Earl "Peanutt" Montgomery, a frequent collaborator of the late George Jones, is suing the country icon's widow Nancy, the Concord Music Group record company and Cracker Barrel for releasing music without his permission. The suit, filed in a Nashville federal court, stems from the release of George Jones & the Smoky Mountain Boys in February of 2017.

The Tennessean reports that Montgomery claims he is the rightful owner of the recordings that make up George Jones & the Smoky Mountain Boys. In the late 1970s, Montgomery's lawsuit states, Jones told Montgomery he wanted to collaborate with the Roy Acuff's Smoky Mountain Boys, and that he wanted Montgomery "to produce and own [the album] as his retirement package for all his years of service and friendship to Mr.
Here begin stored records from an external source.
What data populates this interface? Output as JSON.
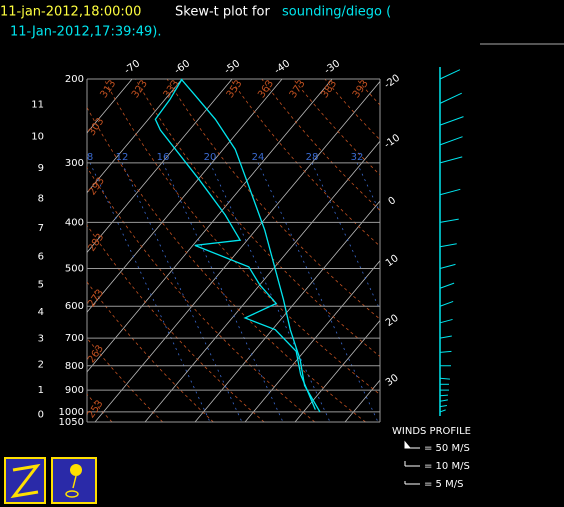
{
  "chart_data": {
    "type": "skew-t",
    "title": {
      "time": "11-jan-2012,18:00:00",
      "prefix": "Skew-t plot for",
      "source": "sounding/diego (",
      "launch": "11-Jan-2012,17:39:49)."
    },
    "ylim": [
      200,
      1050
    ],
    "log_y": true,
    "yticks": [
      200,
      300,
      400,
      500,
      600,
      700,
      800,
      900,
      1000,
      1050
    ],
    "xticks": [
      -70,
      -60,
      -50,
      -40,
      -30,
      -20,
      -10,
      0,
      10,
      20,
      30
    ],
    "height_ticks": [
      0,
      1,
      2,
      3,
      4,
      5,
      6,
      7,
      8,
      9,
      10,
      11
    ],
    "mixing_ratio_labels": [
      8,
      12,
      16,
      20,
      24,
      28,
      32
    ],
    "potential_temperature_labels": [
      313,
      323,
      333,
      353,
      363,
      373,
      383,
      393,
      303,
      293,
      283,
      273,
      263,
      253
    ],
    "series": [
      {
        "color": "#00e5ee",
        "pressure": [
          1000,
          880,
          777,
          672,
          581,
          503,
          415,
          342,
          281,
          243,
          216,
          200
        ],
        "temperature": [
          23.3,
          15.8,
          10.6,
          3.6,
          -2.8,
          -9.4,
          -18.2,
          -27.8,
          -37.6,
          -46.6,
          -54.8,
          -60.2
        ]
      },
      {
        "color": "#00e5ee",
        "pressure": [
          989,
          835,
          746,
          672,
          635,
          592,
          541,
          496,
          447,
          436,
          386,
          326,
          256,
          243,
          221,
          200
        ],
        "temperature": [
          22,
          13.2,
          8.4,
          0.6,
          -7.4,
          -3.6,
          -10,
          -15.2,
          -29.6,
          -21.4,
          -28.6,
          -39.6,
          -55.8,
          -58.6,
          -59,
          -60
        ]
      }
    ],
    "winds": {
      "title": "WINDS PROFILE",
      "color": "#00e5ee",
      "pressure": [
        1000,
        975,
        950,
        925,
        900,
        875,
        850,
        800,
        750,
        700,
        650,
        600,
        550,
        500,
        450,
        400,
        350,
        300,
        275,
        250,
        225,
        200
      ],
      "speed": [
        4,
        6,
        8,
        8,
        10,
        10,
        12,
        14,
        15,
        16,
        18,
        20,
        22,
        24,
        26,
        30,
        34,
        38,
        40,
        42,
        40,
        36
      ],
      "direction": [
        250,
        260,
        260,
        265,
        270,
        270,
        275,
        270,
        265,
        260,
        255,
        250,
        250,
        255,
        260,
        260,
        255,
        255,
        250,
        250,
        245,
        245
      ],
      "legend": [
        {
          "speed": 50,
          "label": "= 50 M/S"
        },
        {
          "speed": 10,
          "label": "= 10 M/S"
        },
        {
          "speed": 5,
          "label": "= 5 M/S"
        }
      ]
    }
  }
}
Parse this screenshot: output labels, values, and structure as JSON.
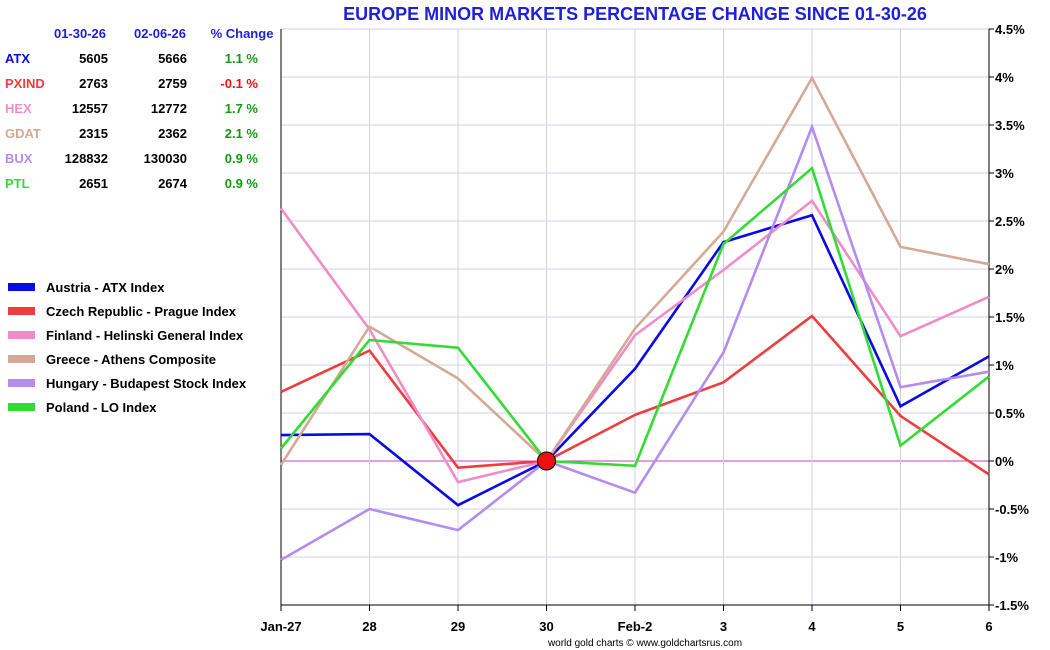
{
  "chart_data": {
    "type": "line",
    "title": "EUROPE MINOR MARKETS PERCENTAGE CHANGE SINCE 01-30-26",
    "credit": "world gold charts © www.goldchartsrus.com",
    "categories": [
      "Jan-27",
      "28",
      "29",
      "30",
      "Feb-2",
      "3",
      "4",
      "5",
      "6"
    ],
    "ylim": [
      -1.5,
      4.5
    ],
    "yticks": [
      -1.5,
      -1.0,
      -0.5,
      0,
      0.5,
      1.0,
      1.5,
      2.0,
      2.5,
      3.0,
      3.5,
      4.0,
      4.5
    ],
    "ytick_labels": [
      "-1.5%",
      "-1%",
      "-0.5%",
      "0%",
      "0.5%",
      "1%",
      "1.5%",
      "2%",
      "2.5%",
      "3%",
      "3.5%",
      "4%",
      "4.5%"
    ],
    "grid": true,
    "zero_line_color": "#c040c0",
    "origin_marker": {
      "category": "30",
      "value": 0,
      "color": "#ee1111"
    },
    "series": [
      {
        "name": "Austria - ATX Index",
        "code": "ATX",
        "color": "#0a0ae6",
        "values": [
          0.27,
          0.28,
          -0.46,
          0.0,
          0.96,
          2.28,
          2.56,
          0.57,
          1.09
        ]
      },
      {
        "name": "Czech Republic - Prague Index",
        "code": "PXIND",
        "color": "#f03c3c",
        "values": [
          0.72,
          1.15,
          -0.07,
          0.0,
          0.48,
          0.82,
          1.51,
          0.47,
          -0.14
        ]
      },
      {
        "name": "Finland - Helinski General Index",
        "code": "HEX",
        "color": "#f08cc8",
        "values": [
          2.63,
          1.37,
          -0.22,
          0.0,
          1.31,
          1.99,
          2.71,
          1.3,
          1.71
        ]
      },
      {
        "name": "Greece - Athens Composite",
        "code": "GDAT",
        "color": "#d4aa96",
        "values": [
          -0.04,
          1.4,
          0.86,
          0.0,
          1.38,
          2.39,
          3.99,
          2.23,
          2.05
        ]
      },
      {
        "name": "Hungary - Budapest Stock Index",
        "code": "BUX",
        "color": "#b48cf0",
        "values": [
          -1.03,
          -0.5,
          -0.72,
          0.0,
          -0.33,
          1.13,
          3.48,
          0.77,
          0.93
        ]
      },
      {
        "name": "Poland - LO Index",
        "code": "PTL",
        "color": "#32dc32",
        "values": [
          0.13,
          1.26,
          1.18,
          0.0,
          -0.05,
          2.26,
          3.05,
          0.16,
          0.88
        ]
      }
    ]
  },
  "table": {
    "headers": [
      "01-30-26",
      "02-06-26",
      "% Change"
    ],
    "rows": [
      {
        "code": "ATX",
        "color": "#0a0ae6",
        "start": "5605",
        "end": "5666",
        "change": "1.1 %",
        "change_color": "#129a12"
      },
      {
        "code": "PXIND",
        "color": "#f03c3c",
        "start": "2763",
        "end": "2759",
        "change": "-0.1 %",
        "change_color": "#ee1111"
      },
      {
        "code": "HEX",
        "color": "#f08cc8",
        "start": "12557",
        "end": "12772",
        "change": "1.7 %",
        "change_color": "#129a12"
      },
      {
        "code": "GDAT",
        "color": "#d4aa96",
        "start": "2315",
        "end": "2362",
        "change": "2.1 %",
        "change_color": "#129a12"
      },
      {
        "code": "BUX",
        "color": "#b48cf0",
        "start": "128832",
        "end": "130030",
        "change": "0.9 %",
        "change_color": "#129a12"
      },
      {
        "code": "PTL",
        "color": "#32dc32",
        "start": "2651",
        "end": "2674",
        "change": "0.9 %",
        "change_color": "#129a12"
      }
    ]
  }
}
Jones" (Montgomery played in Jones' band, produced for Jones and co-wrote 73 songs for him).

The tracks that make up George Jones & the Smoky Mountain Boys were recorded at Doc's Place Recording Studio, then shelved. Montgomery's lawsuit reports that although the session's master tapes remained in Doc's Place's vault, he had possession of the original mixed album. Montgomery was not paid for his production work on the record, nor listed in the album's liner notes; rather, two executives who added new elements to the released versions of the recordings are listed as executive producer and project supervisor.

"The release further misrepresents the album as lost recordings which were discovered," the lawsuit explains, "when in fact recordings were converted by defendant Nancy Jones and ultimately the Concord defendants with full knowledge of [Montgomery's] ownership."

After Jones died in April of 2013, Nancy Jones agreed to sell his intellectual property and other assets to Concord Music Group. Concord then agreed to release George Jones & the Smoky Mountain Boys through Cracker Barrel.

According to the Tennessean, Montgomery is seeking $5 million.